Here are ways a first-time car insurance buyer can save money:

  • Shop around. The best way to save money is to compare car insurance quotes from multiple companies. Car insurance rates can vary drastically from one insurer to the next. You can get free quotes online or by working with a car insurance broker. Independent insurance brokers can give you quotes from multiple companies to save you time.
  • Get the right amount of coverage. You’ll want to know how much car insurance you need, and an insurance agent can help you decide on coverage limits. While you don’t want to be underinsured, you don’t want to pay for more coverage than is necessary.
  • Ask for discounts. There are more than a dozen common car insurance discounts, such as multi-policy discounts, winter tire discounts and defensive driver discounts.
  • Choose higher deductibles. Your deductible is the amount of money required to pay out of pocket. So if you choose to get comprehensive coverage, you could save more each month by choosing a $1,000 deductible over a $500 one.

First-Time Car Insurance Buyers FAQ

Do I need different auto insurance if I’m going to make deliveries with my car?

Make sure you check with your insurance agent if you’re going to make deliveries with your car. Using your vehicle for business or commercial purposes isn’t generally covered by a personal auto policy. You may need to buy auto insurance for delivery drivers, such as a commercial auto insurance policy. However, insurers such as Aviva and Economical offer Ride-Sharing Insurance for drivers with Uber or Lyft.

What if I get caught driving without car insurance?

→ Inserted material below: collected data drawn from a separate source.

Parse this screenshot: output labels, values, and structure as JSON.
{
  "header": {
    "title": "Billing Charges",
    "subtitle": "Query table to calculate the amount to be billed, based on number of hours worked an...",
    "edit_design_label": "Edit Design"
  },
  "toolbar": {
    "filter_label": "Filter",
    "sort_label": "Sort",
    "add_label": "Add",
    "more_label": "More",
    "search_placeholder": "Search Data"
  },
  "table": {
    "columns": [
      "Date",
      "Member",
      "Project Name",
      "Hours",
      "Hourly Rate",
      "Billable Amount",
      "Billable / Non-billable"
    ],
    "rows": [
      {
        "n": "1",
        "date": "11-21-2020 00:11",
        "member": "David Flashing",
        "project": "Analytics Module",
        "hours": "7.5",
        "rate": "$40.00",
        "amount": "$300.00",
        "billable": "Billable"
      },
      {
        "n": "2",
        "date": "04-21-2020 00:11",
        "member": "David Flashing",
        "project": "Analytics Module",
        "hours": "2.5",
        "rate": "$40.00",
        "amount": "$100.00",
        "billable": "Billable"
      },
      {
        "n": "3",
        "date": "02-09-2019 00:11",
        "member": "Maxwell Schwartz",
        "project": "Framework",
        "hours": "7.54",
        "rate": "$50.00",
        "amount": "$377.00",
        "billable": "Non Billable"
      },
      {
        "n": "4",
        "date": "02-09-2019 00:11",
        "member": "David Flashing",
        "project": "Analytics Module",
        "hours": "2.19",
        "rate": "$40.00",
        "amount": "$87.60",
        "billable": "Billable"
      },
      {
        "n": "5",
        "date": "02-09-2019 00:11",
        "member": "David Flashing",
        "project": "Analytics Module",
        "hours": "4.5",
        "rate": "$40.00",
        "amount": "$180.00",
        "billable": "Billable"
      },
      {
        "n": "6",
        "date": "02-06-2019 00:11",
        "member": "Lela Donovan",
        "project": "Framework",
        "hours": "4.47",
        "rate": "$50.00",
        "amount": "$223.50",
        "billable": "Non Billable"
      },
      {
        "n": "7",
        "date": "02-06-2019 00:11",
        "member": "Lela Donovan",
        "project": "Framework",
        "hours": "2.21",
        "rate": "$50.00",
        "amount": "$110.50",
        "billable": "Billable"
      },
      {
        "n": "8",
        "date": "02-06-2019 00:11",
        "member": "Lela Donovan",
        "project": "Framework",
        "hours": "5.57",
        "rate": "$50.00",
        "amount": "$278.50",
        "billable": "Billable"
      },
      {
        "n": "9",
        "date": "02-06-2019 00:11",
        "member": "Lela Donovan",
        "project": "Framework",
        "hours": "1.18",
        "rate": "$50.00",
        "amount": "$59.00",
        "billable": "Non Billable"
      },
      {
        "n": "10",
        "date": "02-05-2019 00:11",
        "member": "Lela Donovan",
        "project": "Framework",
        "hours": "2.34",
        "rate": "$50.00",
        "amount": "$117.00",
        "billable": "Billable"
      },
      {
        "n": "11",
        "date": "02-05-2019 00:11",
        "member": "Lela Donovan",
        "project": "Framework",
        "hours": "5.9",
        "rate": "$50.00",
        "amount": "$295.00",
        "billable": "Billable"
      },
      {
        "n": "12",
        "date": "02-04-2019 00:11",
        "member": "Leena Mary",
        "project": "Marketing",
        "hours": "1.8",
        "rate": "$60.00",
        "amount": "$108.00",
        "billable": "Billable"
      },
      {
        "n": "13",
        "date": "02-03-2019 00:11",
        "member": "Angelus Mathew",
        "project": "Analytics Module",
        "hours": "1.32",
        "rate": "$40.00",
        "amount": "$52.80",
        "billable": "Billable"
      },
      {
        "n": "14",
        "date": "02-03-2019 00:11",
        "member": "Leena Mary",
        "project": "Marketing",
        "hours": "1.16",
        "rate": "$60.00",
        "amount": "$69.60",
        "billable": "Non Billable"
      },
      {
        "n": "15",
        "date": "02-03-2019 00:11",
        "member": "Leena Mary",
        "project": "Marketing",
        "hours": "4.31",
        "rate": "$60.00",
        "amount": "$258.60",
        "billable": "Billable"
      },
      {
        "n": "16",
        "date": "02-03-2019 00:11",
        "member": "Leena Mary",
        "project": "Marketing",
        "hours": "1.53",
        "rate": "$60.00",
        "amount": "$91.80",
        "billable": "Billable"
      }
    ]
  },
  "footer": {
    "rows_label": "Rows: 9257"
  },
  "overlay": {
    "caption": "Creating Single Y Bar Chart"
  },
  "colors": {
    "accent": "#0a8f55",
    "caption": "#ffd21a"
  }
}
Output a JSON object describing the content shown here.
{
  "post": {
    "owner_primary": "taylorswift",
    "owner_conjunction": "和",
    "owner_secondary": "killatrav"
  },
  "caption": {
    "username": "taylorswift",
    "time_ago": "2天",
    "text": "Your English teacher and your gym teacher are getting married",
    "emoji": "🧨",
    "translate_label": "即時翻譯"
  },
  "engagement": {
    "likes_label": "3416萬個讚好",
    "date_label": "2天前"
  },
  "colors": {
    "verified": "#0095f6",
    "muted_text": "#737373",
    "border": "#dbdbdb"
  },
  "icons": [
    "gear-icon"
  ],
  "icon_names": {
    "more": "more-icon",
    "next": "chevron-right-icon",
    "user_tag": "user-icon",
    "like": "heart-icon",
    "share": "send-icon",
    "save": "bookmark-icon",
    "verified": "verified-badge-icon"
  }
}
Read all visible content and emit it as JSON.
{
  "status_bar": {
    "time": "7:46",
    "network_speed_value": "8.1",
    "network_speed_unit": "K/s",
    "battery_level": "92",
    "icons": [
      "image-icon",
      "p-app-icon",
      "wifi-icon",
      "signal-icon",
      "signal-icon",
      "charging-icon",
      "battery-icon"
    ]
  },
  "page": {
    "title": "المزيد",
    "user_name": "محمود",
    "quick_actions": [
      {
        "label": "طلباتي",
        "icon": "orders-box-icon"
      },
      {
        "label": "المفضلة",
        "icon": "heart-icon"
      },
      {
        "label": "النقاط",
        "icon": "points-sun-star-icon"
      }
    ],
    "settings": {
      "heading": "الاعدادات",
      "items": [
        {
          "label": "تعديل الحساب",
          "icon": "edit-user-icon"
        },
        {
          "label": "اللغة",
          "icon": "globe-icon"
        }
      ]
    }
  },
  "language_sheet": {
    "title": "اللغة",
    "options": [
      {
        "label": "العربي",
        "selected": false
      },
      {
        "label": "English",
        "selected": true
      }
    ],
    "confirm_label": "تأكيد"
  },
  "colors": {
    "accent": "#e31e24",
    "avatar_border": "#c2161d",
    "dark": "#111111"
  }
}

You can expect both financial and legal consequences if you get caught driving without car insurance. Not only will you face fines, penalties (such as having your license revoked) and even jail time, but also you’ll likely be charged higher rates when you buy a car insurance policy.

What is No Fault insurance?

No fault insurance doesn’t mean that no one is at fault when there is an accident. It means that if you are injured or your car is damaged in a collision, you deal with your own insurance company regardless of who caused the accident. This saves time with the claims process and keeps more accidents out of the courts system.

However, after an accident an insurer still need to establish who is at fault and by how much to determine the impact on insurance premiums going forward. Most provinces have regulations called Fault Determination Rules that direct insurance companies how to assign fault, between zero to 100% at fault.